There just wasn’t a 33.

We bought hundreds of stickers between us. We literally could have wallpapered an entire room with number 18. None of us ever, EVER got number 33. It was so damn rare that I’ve never even seen its image anywhere on the internet or elsewhere (UPDATE: RAE over at the amazing Street Fighter Miscellany has found the image. Not the sticker though. That ain’t happening.).

The monochrome facsimile on the back of the album stared out at us, mocking us. It waited and waited for us to finally open a 33, peel it from the backing and affix it, covering up the shame of an unfinished album. But the relief never came, and before long the shopkeeper had sold out once more, and informed us that the supplier had run out.

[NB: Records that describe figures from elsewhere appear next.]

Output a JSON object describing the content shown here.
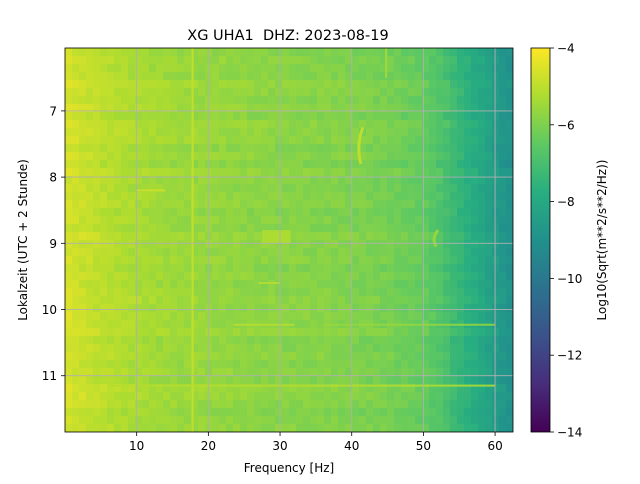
{
  "chart_data": {
    "type": "heatmap",
    "title": "XG UHA1  DHZ: 2023-08-19",
    "xlabel": "Frequency [Hz]",
    "ylabel": "Lokalzeit (UTC + 2 Stunde)",
    "colorbar_label": "Log10(Sqrt(m**2/s**2/Hz))",
    "colormap": "viridis",
    "xlim": [
      0,
      62.5
    ],
    "ylim": [
      11.85,
      6.05
    ],
    "y_inverted": true,
    "x_ticks": [
      10,
      20,
      30,
      40,
      50,
      60
    ],
    "x_tick_labels": [
      "10",
      "20",
      "30",
      "40",
      "50",
      "60"
    ],
    "y_ticks": [
      7,
      8,
      9,
      10,
      11
    ],
    "y_tick_labels": [
      "7",
      "8",
      "9",
      "10",
      "11"
    ],
    "colorbar_range": [
      -14,
      -4
    ],
    "colorbar_ticks": [
      -4,
      -6,
      -8,
      -10,
      -12,
      -14
    ],
    "colorbar_tick_labels": [
      "−4",
      "−6",
      "−8",
      "−10",
      "−12",
      "−14"
    ],
    "grid": true,
    "spectral_level_profile": {
      "frequency_hz": [
        0,
        5,
        10,
        15,
        20,
        25,
        30,
        35,
        40,
        45,
        50,
        52,
        55,
        58,
        60,
        62.5
      ],
      "log10_level": [
        -4.6,
        -5.0,
        -5.3,
        -5.5,
        -5.6,
        -5.7,
        -5.8,
        -5.85,
        -5.95,
        -6.1,
        -6.4,
        -6.7,
        -7.4,
        -8.0,
        -8.5,
        -9.0
      ]
    },
    "notable_features": [
      {
        "frequency_hz": 17.8,
        "time_from": 6.05,
        "time_to": 11.85,
        "kind": "vertical line"
      },
      {
        "frequency_hz": 41.0,
        "time_from": 7.25,
        "time_to": 7.8,
        "kind": "arc"
      },
      {
        "frequency_hz": 44.8,
        "time_from": 6.05,
        "time_to": 6.5,
        "kind": "vertical line"
      },
      {
        "frequency_hz": 29.5,
        "time_from": 8.8,
        "time_to": 9.0,
        "kind": "patch"
      },
      {
        "frequency_hz": 51.5,
        "time_from": 8.8,
        "time_to": 9.05,
        "kind": "arc"
      },
      {
        "frequency_from": 23.5,
        "frequency_to": 32,
        "time": 10.23,
        "kind": "horizontal streak"
      },
      {
        "frequency_from": 27,
        "frequency_to": 30,
        "time": 9.6,
        "kind": "horizontal streak"
      },
      {
        "frequency_from": 36,
        "frequency_to": 60,
        "time": 10.23,
        "kind": "horizontal streak"
      },
      {
        "frequency_from": 10,
        "frequency_to": 14,
        "time": 8.2,
        "kind": "horizontal streak"
      },
      {
        "frequency_from": 6,
        "frequency_to": 60,
        "time": 11.15,
        "kind": "horizontal streak"
      }
    ]
  }
}
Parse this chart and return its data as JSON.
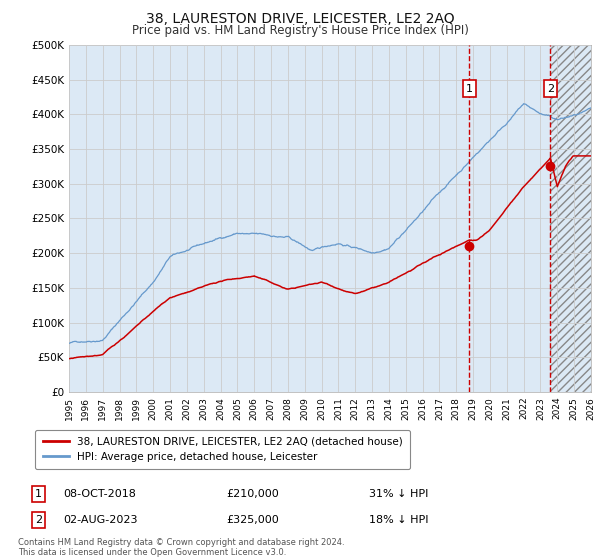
{
  "title": "38, LAURESTON DRIVE, LEICESTER, LE2 2AQ",
  "subtitle": "Price paid vs. HM Land Registry's House Price Index (HPI)",
  "legend_label_red": "38, LAURESTON DRIVE, LEICESTER, LE2 2AQ (detached house)",
  "legend_label_blue": "HPI: Average price, detached house, Leicester",
  "annotation1_label": "1",
  "annotation1_date": "08-OCT-2018",
  "annotation1_price": "£210,000",
  "annotation1_pct": "31% ↓ HPI",
  "annotation1_year": 2018.77,
  "annotation1_value": 210000,
  "annotation2_label": "2",
  "annotation2_date": "02-AUG-2023",
  "annotation2_price": "£325,000",
  "annotation2_pct": "18% ↓ HPI",
  "annotation2_year": 2023.58,
  "annotation2_value": 325000,
  "ylim": [
    0,
    500000
  ],
  "yticks": [
    0,
    50000,
    100000,
    150000,
    200000,
    250000,
    300000,
    350000,
    400000,
    450000,
    500000
  ],
  "xlim_start": 1995,
  "xlim_end": 2026,
  "background_color": "#ffffff",
  "plot_bg_color": "#dce9f5",
  "red_line_color": "#cc0000",
  "blue_line_color": "#6699cc",
  "dashed_line_color": "#cc0000",
  "grid_color": "#cccccc",
  "footer_text": "Contains HM Land Registry data © Crown copyright and database right 2024.\nThis data is licensed under the Open Government Licence v3.0."
}
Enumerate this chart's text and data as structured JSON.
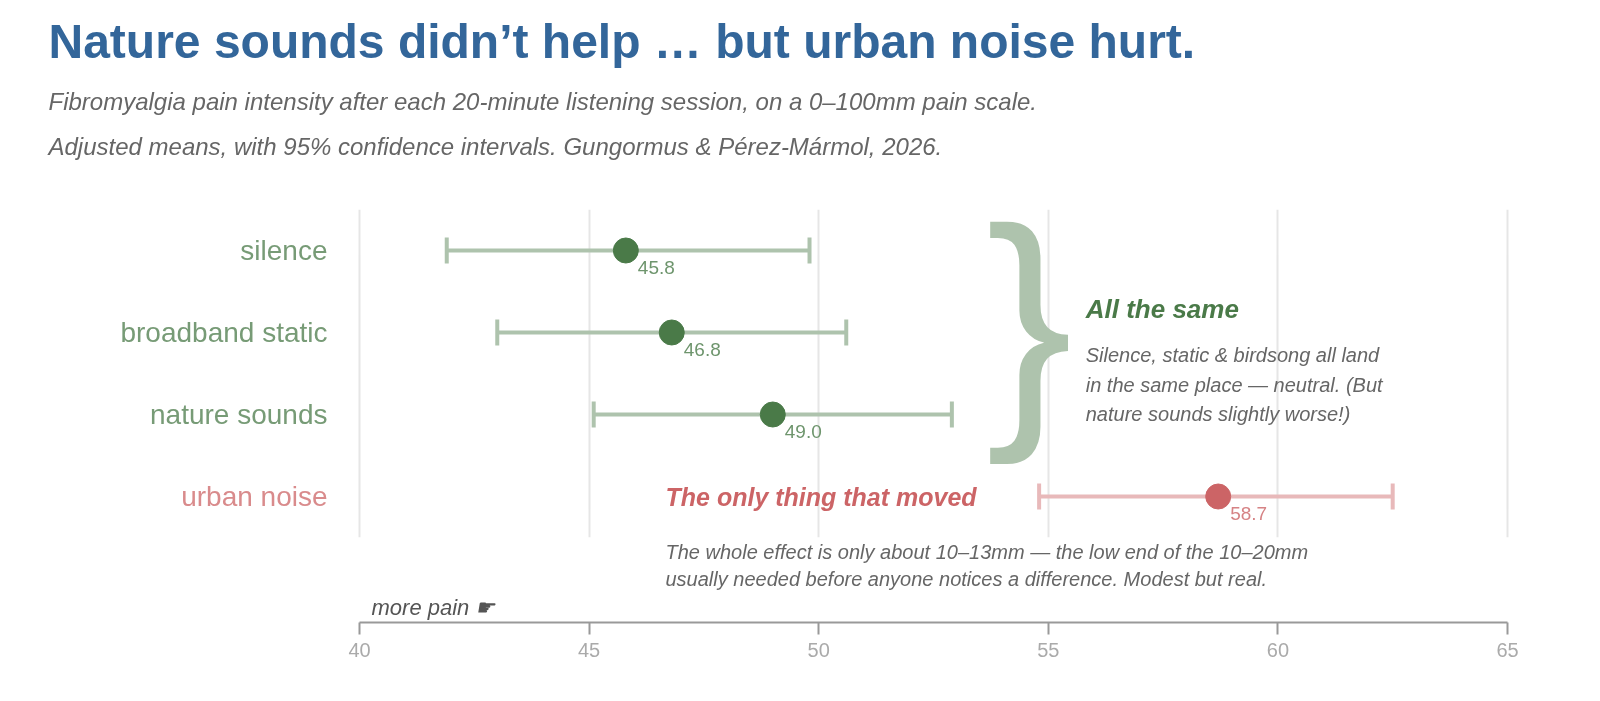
{
  "chart_data": {
    "type": "scatter",
    "orientation": "horizontal",
    "title": "Nature sounds didn’t help … but urban noise hurt.",
    "subtitle": "Fibromyalgia pain intensity after each 20-minute listening session, on a 0–100mm pain scale.\nAdjusted means, with 95% confidence intervals. Gungormus & Pérez-Mármol, 2026.",
    "xlabel": "more pain ☛",
    "categories": [
      "silence",
      "broadband static",
      "nature sounds",
      "urban noise"
    ],
    "series": [
      {
        "color": "#4a7a48",
        "values": [
          45.8,
          46.8,
          49.0,
          null
        ],
        "errors": [
          [
            41.9,
            49.8
          ],
          [
            43.0,
            50.6
          ],
          [
            45.1,
            52.9
          ],
          null
        ],
        "value_labels": [
          "45.8",
          "46.8",
          "49.0",
          null
        ]
      },
      {
        "color": "#cc6466",
        "values": [
          null,
          null,
          null,
          58.7
        ],
        "errors": [
          null,
          null,
          null,
          [
            54.8,
            62.5
          ]
        ],
        "value_labels": [
          null,
          null,
          null,
          "58.7"
        ]
      }
    ],
    "xlim": [
      40,
      65
    ],
    "xticks": [
      40,
      45,
      50,
      55,
      60,
      65
    ],
    "grid": "x",
    "marker": "circle",
    "annotations": [
      "}",
      "All the same",
      "Silence, static & birdsong all land in the same place — neutral. (But nature sounds slightly worse!)",
      "The only thing that moved",
      "The whole effect is only about 10–13mm — the low end of the 10–20mm usually needed before anyone notices a difference. Modest but real."
    ]
  }
}
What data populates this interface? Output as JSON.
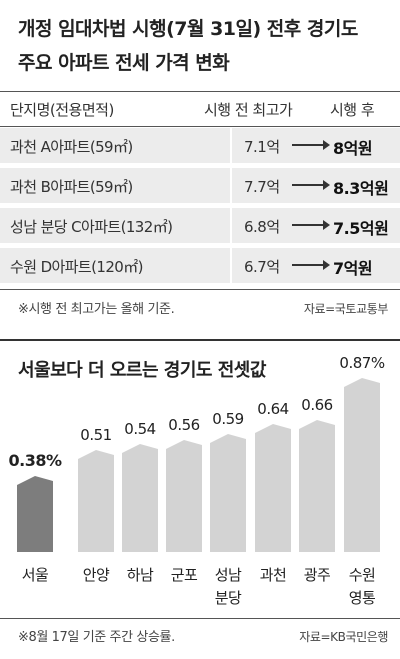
{
  "table": {
    "title_line1": "개정 임대차법 시행(7월 31일) 전후 경기도",
    "title_line2": "주요 아파트 전세 가격 변화",
    "headers": [
      "단지명(전용면적)",
      "시행 전 최고가",
      "시행 후"
    ],
    "rows": [
      {
        "name": "과천 A아파트(59㎡)",
        "before": "7.1억",
        "after": "8억원"
      },
      {
        "name": "과천 B아파트(59㎡)",
        "before": "7.7억",
        "after": "8.3억원"
      },
      {
        "name": "성남 분당 C아파트(132㎡)",
        "before": "6.8억",
        "after": "7.5억원"
      },
      {
        "name": "수원 D아파트(120㎡)",
        "before": "6.7억",
        "after": "7억원"
      }
    ],
    "note": "※시행 전 최고가는 올해 기준.",
    "source": "자료=국토교통부"
  },
  "chart": {
    "note": "※8월 17일 기준 주간 상승률.",
    "source": "자료=KB국민은행"
  },
  "colors": {
    "highlight_bar": "#7d7d7d",
    "bar": "#d3d3d3",
    "row_bg": "#ececec"
  },
  "chart_data": {
    "type": "bar",
    "title": "서울보다 더 오르는 경기도 전셋값",
    "categories": [
      [
        "서울"
      ],
      [
        "안양"
      ],
      [
        "하남"
      ],
      [
        "군포"
      ],
      [
        "성남",
        "분당"
      ],
      [
        "과천"
      ],
      [
        "광주"
      ],
      [
        "수원",
        "영통"
      ]
    ],
    "values": [
      0.38,
      0.51,
      0.54,
      0.56,
      0.59,
      0.64,
      0.66,
      0.87
    ],
    "labels": [
      "0.38%",
      "0.51",
      "0.54",
      "0.56",
      "0.59",
      "0.64",
      "0.66",
      "0.87%"
    ],
    "highlight_index": 0,
    "grid": false,
    "xlabel": "",
    "ylabel": ""
  }
}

That’s right, we’d bought out the supplier, and still no number 33.

That was 1998, and this is 2012. This has tormented me for 14 years, and I suspect that in a cruel twist of fate, it will take another 19 until this is resolved.

The internet has proven useless. I have never, ever seen the album on any site, anywhere. The only evidence that they ever existed outside of the album I still own was a long-since-completed auction on eBay Germany for Street Fighter Alpha kaugummibilder, and another site selling a German equivalent of my album.

But it’s not my album.

There are two companies listed on the back of my album. Vidal Golosinas made the gum, and still makes confectionery today. Kuroczik Susswaren (sweets), on the other hand, appears to have made the stickers, and many other sets along with them, but it’s unclear whether or not they’re still in business.

Long ago, I accepted the fact that I’m almost completely alone in the world in owning (and caring about) this sticker album. This incomplete sticker album. The worst part is, it can never be complete. I’ve never even found the gum again, let alone the album.

I may own one of the rarest items in the world, and let me tell you, it’s a horrible feeling. So now I’m here, the last attempt at raising some kind of awareness of this. I could be completely wrong, and this Super Album could be completely common. Someone out there might have a room covered in number 33. I’ve never wanted to be wrong about something this much in my life. If you do know something…anything…let Wayning Interests know.

But somewhere, deep in the back of my mind, I know I’ve got this curse for life. Look upon it, ye Mighty, and despair.